После этого я в очередной раз попросил прощения у тех, кому отказывал, когда они подходили ко мне и говорили, что хотят прочесть свои стихи. Я знал, что обижаю, причем обдуманно, это в самом деле тяготило меня. Я опять объяснял, что ни против кого не настроен, ничуть. Но мы в гостях у Ахматовой, «ее нет по некоторому биологическому недоразумению», и так вышло, что обязанность распоряжаться гостеприимством возложена на меня. «Разве пришли бы мы к ней живой и сказали: «Анна Андреевна, здравствуйте, я Вам сейчас прочту стихотворение»? Важно не что мы ей говорим, а что она нам говорит. Она может сказать: «Нет, простите, я не хочу слушать», или «Я сейчас не в настроении», или еще что-то такое». И рассказал, как Ахмадулина мне сказала: «Как ты думаешь, мы не очень обидели Анну Андреевну?» Чего никто больше не скажет на территории этой страны, а может, и всего глобуса. Вот это надо помнить. То, что здесь происходит – я знаю, как неприятно выслушивать похвалы, мало кто это умеет, но придется, – целиком обязано заботам Александра Петровича Жукова и его жены, Веры Григорьевны. А он, хитрец, поручил службу отказов мне. Я предлагаю радоваться тому, что есть. Ведь единственное, что здесь есть, это что мы не участвуем в каких-то сварах, не лезем со своим, не выражаем свое неодобрение, не объясняем непонятно кому, почему мы имеем такое право. Короче говоря, стараемся «не очень обижать Анну Андреевну».
Я слишком долго говорил, но, значит, нужно было мне это сказать, вот и говорил.
Сегодня будет музыкальный вечер, будем слушать квартет Шостаковича. Перед этим прозвучит запись рассказа Соломона Волкова, который в шестьдесят каком-то году привез сюда своих товарищей-музыкантов и они вчетвером играли перед Ахматовой. Хочу сказать, что это был не единственный раз, когда она слушала квартет Шостаковича. Покойный, царствие ему небесное, Женя Чуковский, Евгений Борисович, он был мужем Гали Шостакович, Галины Дмитриевны. У него были записи, и он жил здесь на даче и приходил два-три раза к Анне Андреевне и ставил ей эти кассеты. Этого и других квартетов Шостаковича.

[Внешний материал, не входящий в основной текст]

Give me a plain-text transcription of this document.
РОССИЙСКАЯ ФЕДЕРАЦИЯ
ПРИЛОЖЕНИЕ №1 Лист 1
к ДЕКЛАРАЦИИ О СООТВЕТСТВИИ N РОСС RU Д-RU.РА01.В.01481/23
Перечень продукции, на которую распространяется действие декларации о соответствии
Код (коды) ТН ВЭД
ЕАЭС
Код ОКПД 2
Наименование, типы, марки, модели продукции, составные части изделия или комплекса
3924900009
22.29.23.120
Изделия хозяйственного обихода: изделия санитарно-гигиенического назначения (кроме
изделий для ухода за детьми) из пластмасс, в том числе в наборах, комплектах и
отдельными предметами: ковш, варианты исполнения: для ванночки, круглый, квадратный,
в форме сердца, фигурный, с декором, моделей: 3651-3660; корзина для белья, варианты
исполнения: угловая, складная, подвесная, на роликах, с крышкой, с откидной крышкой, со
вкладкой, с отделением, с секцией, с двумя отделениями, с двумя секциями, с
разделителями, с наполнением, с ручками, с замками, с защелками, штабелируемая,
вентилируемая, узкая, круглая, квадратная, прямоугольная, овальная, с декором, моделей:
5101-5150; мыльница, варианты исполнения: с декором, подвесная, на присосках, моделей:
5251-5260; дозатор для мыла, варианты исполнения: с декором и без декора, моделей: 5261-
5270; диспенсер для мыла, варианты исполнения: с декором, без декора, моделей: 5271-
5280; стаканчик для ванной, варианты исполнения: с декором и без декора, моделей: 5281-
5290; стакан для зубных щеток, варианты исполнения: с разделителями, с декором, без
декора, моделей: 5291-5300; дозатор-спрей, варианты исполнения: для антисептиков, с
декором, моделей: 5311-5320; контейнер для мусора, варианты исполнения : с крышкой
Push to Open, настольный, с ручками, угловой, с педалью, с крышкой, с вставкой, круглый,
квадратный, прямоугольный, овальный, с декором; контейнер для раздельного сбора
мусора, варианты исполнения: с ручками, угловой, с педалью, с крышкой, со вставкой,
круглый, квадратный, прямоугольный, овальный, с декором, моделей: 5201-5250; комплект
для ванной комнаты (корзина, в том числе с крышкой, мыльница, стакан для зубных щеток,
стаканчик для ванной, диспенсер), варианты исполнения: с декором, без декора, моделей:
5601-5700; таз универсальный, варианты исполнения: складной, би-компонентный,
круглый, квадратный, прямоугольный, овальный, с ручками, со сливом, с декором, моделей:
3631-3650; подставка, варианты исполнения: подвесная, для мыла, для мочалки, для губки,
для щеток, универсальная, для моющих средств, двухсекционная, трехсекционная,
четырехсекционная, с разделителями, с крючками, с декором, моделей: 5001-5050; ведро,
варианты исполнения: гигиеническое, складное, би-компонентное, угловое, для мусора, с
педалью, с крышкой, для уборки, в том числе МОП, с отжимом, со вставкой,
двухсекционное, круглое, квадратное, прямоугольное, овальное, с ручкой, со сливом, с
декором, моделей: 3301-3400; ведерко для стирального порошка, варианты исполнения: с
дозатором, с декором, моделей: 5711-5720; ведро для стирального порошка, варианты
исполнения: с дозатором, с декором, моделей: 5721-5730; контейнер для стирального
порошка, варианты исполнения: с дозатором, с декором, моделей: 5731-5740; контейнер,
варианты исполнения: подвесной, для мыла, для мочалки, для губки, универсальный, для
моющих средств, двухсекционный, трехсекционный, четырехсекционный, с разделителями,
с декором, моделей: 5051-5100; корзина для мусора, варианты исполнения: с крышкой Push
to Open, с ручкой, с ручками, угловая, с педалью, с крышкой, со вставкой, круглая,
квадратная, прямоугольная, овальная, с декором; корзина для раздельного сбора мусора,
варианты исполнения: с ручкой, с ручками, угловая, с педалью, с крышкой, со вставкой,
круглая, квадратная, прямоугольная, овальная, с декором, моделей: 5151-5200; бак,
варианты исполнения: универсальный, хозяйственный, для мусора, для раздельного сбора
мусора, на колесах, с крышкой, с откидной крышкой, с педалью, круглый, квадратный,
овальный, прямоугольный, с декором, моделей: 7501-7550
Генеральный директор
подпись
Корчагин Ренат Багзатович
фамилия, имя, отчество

И конечно, как всегда, самый замечательный, хотя я вовсе не хочу противопоставлять его квартету, сюрприз приготовил Павел Крючков. Который, раз он сюрприз, значит, и говорить нечего. По-моему, все. Спасибо, до свидания».
Вы услышите два включения. В первом – практически никем и никогда не опубликованный и не слышаный голос Николая Гумилева; запись, сделанная в 20-м году, фрагмент. Так совпало, что в этом году 125 лет, как родился Гумилев, и 90 лет, как его убили. Потом Мандельштам. Запись тоже неопубликованная, то есть тоже премьера – начала одного его очень знаменитого стихотворения, сделанная в 24-м году.
Потом Анна Ахматова будет читать стихотворение, написанное здесь, в этом доме, в августе 61-го года, «Царскосельская ода». Предваряя каждое это включение, я должен буду сказать несколько слов и кое о чем вас предупредить. Оговориться следует, потому что запись голоса Гумилева и Мандельштама делалась в другую эпоху, на фонограф, на восковые хрупкие валики, в Петрограде, в институте Живого Слова.
То, что вы услышите, не вполне голос человека. Это то, что осталось от голоса, эхо голоса, я бы сказал: эхо эха голоса. Должен как-то вас к этому подготовить и прошу высоко и снисходительно настроиться – в том смысле, что, наверное, вы ждете другого. Но это живой голос человека. Мои покойные учителя говорили мне, что, чтобы услышать голос Блока, то, что от его голоса осталось, надо несколько раз в наушниках прослушать самому, тогда где-то на пятый-шестой раз перестаешь замечать помехи, и до тебя доносится его «белый» голос. Но даже сейчас, правда, после того, как я предварительно прочитаю эти две строфы вслух, вы услышите, как Николай Гумилев картавит, какой у него был своеобразный выговор. Попробуем.